Look at Austin, the state capital of Texas. As the article explains, "The very places that made Austin so hip are being demolished to make room for the hotels and office spaces needed to accommodate the flood of tourists and newcomers who have come to enjoy what no longer exists."
Fortunately, the scenery that attracts people to Queensland cannot be destroyed, but all the other effects are becoming apparent. Places that we once considered sacrosanct, such as the Ladies Mile, are now available for development. At the AGM of Shaping our Future, the mayor Jim Boult remarked: "There may have to be some controls put in place."
There is another subject that has so far received no attention, and that is the change in the demographic – the global rise of the mega-rich, including Silicon Valley tech billionaires and recent Russian business oligarchs. This is becoming apparent here. The increase in property values has surpassed even Auckland levels, which is partly due to the unlimited funds overseas investors have available.
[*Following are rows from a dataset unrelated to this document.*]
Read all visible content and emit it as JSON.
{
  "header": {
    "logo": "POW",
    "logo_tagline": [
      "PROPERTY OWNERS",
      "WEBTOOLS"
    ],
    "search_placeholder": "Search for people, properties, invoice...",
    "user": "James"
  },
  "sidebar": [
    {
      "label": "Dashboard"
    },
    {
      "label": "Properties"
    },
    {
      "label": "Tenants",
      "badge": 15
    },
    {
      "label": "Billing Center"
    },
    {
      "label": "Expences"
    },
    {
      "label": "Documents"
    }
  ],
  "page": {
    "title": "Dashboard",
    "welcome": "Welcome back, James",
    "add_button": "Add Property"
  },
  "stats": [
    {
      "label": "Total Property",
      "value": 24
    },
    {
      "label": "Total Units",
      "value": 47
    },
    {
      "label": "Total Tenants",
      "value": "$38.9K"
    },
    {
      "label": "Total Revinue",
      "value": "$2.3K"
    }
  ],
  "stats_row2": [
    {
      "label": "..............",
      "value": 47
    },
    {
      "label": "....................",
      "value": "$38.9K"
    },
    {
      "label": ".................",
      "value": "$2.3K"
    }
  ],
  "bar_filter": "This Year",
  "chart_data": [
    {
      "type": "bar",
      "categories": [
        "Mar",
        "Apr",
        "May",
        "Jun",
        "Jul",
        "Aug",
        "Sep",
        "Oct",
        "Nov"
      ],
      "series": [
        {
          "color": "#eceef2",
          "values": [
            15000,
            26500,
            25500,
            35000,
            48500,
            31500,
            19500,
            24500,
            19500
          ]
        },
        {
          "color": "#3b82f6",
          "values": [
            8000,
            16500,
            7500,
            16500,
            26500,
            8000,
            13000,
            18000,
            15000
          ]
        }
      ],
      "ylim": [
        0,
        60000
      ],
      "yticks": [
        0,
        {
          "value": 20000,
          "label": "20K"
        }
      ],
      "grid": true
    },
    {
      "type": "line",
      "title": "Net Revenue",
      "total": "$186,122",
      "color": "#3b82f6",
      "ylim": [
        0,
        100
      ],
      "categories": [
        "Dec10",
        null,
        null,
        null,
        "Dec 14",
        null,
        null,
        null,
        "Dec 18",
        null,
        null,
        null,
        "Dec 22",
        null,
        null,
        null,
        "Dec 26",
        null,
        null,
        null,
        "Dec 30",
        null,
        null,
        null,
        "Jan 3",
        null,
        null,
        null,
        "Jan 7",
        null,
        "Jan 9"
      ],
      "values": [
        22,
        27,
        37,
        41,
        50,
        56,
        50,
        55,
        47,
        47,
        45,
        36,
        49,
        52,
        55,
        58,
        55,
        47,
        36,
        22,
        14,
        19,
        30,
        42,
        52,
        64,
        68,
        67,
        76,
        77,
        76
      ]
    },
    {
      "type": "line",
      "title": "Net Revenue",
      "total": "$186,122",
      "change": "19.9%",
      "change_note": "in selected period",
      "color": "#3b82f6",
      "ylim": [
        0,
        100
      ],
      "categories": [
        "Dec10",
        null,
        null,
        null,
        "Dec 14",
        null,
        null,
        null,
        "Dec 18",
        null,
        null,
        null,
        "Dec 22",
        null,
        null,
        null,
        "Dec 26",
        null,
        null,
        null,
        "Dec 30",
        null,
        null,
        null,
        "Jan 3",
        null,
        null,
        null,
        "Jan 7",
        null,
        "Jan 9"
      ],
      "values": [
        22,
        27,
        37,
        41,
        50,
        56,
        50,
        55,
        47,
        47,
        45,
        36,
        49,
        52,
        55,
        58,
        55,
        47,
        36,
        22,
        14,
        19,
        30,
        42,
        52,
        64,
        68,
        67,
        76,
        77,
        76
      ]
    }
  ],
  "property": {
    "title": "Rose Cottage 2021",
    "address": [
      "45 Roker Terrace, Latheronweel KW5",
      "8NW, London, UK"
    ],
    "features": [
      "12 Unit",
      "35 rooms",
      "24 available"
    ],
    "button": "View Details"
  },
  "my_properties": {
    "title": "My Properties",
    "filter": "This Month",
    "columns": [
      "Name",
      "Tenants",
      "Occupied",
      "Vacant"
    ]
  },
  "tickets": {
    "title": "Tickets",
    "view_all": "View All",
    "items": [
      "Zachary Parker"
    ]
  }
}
There is also a website which asks "Where can I hide if the global economy collapses?" and they give the same advice - NZ is number one.
My experiences in the USA introduced me to the mega-rich. Working in Maine at a high-end resort on Mt Desert Island (mostly owned by the Rockefellers, who still have their 60-room mansion there) the guests were elites from Boston, Philadelphia, New York and Washington DC. In Florida it was similar - Gasparilla Island and hotel is mostly owned by the du Ponts. When I left Florida to return to NZ I was a house guest of Andrew Carnegie's grand-daughter in Lexington, Kentucky. Anyone interested may wish to check out the TED talk by multimillionaire Nick Hanauer entitled "Beware fellow plutocrats - the pitchforks are coming".
Read the piece by Joseph Stiglitz - Nobel Economics Laureate in 2001 - "The price of inequality" or Thomas Piketty's book on wealth. Of the financial industry, Stiglitz said "Deregulation of the financial industry was a disaster - when one industry can decide that their interest is more important than the national interest."
Wealth inequality in the USA is greater than in the Gilded Age, or in the Roaring Twenties, and we know what happened after that. Inequality in NZ has escalated greatly since I grew up in a state house in the 1940s. Again I quote Professor Herman Daly - "When people are as rich as that they are virtually a different species. They have no empathy or understanding of the rest of society."
There are those who have properties in several countries, a 300ft yacht and a Lear jet or two. Davos this year had 1500 private jets parked. They are here for a short time, and are not members of the community.
I would stress that this is not a general criticism of plutocrats - there are a number of rich residents - both long term and recent - who have greatly benefited the local community.